The deal would see Allergan shell out $22.60 in cash for each of Soliton’s outstanding shares, about a 25% bump over the company’s stock price at the time.
Though its shares proceeded to rise almost to that level in the months after the merger announcement, the FTC move has now changed that. When the market opened this week after the agency’s second request, Soliton’s stock had dropped to $21.24, its lowest point since the buyout plans emerged. AbbVie’s stock, meanwhile, remained largely unaffected by the agency probe.
The FTC said earlier this year that it would be reconsidering its reviews of certain mergers. It pointed to pharma deals as one particular type under its microscope, with acting FTC Chairwoman Rebecca Kelly Slaughter citing AbbVie’s $63 billion acquisition of Allergan as one of the recent megamergers that inspired the heightened scrutiny.
According to Soliton’s 8-K filing, after both it and AbbVie submitted the required forms in June notifying the FTC and the U.S. Justice Department of their intent to combine, they engaged in “informal discussions” with the FTC. Ultimately, the companies voluntarily agreed to give the agency more time to review the merger, the filing said.
To do so, AbbVie withdrew its original merger notice and refiled it July 7. After the standard 30-day review period ended, however, the FTC still wasn’t ready to sign off on the merger, prompting its second request. That will extend the review period another 30 days, beginning after AbbVie and Soliton submit any additional information and documents requested by the FTC.
In the SEC filing, Soliton noted that it and AbbVie “continue to work cooperatively with the FTC staff in its review of the proposed transaction” and said the companies are still sticking to their original timeline for the merger, which they expect to close in the second half of this year.

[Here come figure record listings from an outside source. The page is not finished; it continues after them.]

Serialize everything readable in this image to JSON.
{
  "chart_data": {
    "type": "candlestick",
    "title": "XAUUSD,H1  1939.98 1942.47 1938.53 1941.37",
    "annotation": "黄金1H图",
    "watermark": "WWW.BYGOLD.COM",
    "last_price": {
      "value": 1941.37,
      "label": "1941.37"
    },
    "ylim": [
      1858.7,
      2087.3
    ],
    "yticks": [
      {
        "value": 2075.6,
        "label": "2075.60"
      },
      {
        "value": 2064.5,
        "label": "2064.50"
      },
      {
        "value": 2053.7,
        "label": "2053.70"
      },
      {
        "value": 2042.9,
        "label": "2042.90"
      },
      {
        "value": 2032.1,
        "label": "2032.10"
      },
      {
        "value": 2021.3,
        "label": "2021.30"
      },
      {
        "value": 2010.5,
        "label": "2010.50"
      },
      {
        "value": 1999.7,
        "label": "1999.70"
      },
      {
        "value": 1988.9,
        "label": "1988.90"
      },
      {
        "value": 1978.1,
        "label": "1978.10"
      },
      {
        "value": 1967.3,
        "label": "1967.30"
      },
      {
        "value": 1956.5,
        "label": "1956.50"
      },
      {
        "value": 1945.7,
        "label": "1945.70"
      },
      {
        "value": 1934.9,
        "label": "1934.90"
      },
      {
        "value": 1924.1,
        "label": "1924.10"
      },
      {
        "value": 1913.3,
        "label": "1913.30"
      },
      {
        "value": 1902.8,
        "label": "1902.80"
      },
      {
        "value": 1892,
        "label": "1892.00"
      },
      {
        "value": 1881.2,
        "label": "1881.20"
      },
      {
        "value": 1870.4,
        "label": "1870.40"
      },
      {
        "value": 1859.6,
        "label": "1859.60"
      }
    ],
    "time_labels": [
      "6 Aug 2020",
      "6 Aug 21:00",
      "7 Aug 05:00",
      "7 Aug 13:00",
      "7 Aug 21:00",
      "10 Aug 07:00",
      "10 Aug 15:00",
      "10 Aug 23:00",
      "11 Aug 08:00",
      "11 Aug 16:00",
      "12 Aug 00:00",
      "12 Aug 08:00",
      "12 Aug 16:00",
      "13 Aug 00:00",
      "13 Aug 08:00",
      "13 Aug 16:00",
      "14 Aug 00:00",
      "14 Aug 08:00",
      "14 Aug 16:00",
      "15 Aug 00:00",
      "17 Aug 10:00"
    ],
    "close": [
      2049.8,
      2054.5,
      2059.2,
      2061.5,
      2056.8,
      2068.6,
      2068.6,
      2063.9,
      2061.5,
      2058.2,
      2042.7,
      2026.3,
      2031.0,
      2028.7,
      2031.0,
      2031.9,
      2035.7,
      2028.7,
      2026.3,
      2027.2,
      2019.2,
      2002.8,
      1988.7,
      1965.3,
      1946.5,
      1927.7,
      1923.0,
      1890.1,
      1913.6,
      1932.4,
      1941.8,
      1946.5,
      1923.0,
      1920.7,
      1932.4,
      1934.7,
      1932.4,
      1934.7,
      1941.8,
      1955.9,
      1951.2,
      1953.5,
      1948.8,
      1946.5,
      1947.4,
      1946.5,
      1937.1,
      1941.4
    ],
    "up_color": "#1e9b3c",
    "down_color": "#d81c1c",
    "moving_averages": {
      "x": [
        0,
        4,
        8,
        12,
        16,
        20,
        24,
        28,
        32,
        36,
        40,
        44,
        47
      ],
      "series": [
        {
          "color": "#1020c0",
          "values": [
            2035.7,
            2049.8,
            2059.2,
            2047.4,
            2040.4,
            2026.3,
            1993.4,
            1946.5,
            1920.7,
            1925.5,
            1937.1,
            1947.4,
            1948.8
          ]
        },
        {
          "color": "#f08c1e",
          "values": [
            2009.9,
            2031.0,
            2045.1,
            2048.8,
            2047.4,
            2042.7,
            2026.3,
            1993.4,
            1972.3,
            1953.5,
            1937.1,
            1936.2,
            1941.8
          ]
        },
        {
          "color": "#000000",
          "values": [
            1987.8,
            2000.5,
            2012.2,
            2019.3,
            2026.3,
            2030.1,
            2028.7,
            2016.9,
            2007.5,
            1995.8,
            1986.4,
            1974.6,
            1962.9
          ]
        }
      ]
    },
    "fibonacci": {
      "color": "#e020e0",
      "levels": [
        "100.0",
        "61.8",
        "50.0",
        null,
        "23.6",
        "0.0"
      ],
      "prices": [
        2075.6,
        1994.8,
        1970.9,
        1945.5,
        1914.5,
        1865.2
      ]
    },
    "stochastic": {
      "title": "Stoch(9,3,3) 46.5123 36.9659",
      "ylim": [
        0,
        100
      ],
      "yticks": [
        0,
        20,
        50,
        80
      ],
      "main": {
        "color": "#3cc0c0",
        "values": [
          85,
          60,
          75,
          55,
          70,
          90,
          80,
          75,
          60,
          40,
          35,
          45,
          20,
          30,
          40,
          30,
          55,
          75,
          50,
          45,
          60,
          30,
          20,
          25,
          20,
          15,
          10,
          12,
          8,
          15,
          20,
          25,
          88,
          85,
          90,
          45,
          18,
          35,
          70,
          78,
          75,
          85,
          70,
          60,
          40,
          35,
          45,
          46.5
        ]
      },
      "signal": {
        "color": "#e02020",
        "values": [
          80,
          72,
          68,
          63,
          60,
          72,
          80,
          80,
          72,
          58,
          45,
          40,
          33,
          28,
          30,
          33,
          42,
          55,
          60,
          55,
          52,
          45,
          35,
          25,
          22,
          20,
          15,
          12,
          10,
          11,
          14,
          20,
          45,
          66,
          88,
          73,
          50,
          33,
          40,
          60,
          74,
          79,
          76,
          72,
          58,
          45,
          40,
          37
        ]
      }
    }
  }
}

Still, the majority of second requests result in further legal challenges, according to agency data. From 2015 to 2019—the most recently reported data—between 62% and 89% of second requests led to challenged transactions.
The renewed 30-day review period could end in a handful of ways: The FTC may be satisfied by the additional submitted information and end the probe; AbbVie and Soliton could voluntarily agree to extend the review period once again; or the antitrust watchdog might decide to pursue a legal injunction to stop the merger from happening if it determines the acquisition would violate antitrust laws.
The last of those options is extremely rare—representing less than 1.9% of proposed mergers in fiscal year 2019—but does occur, as evidenced by the ongoing legal challenge to Illumina’s $8 billion plan to acquire cancer blood test developer Grail.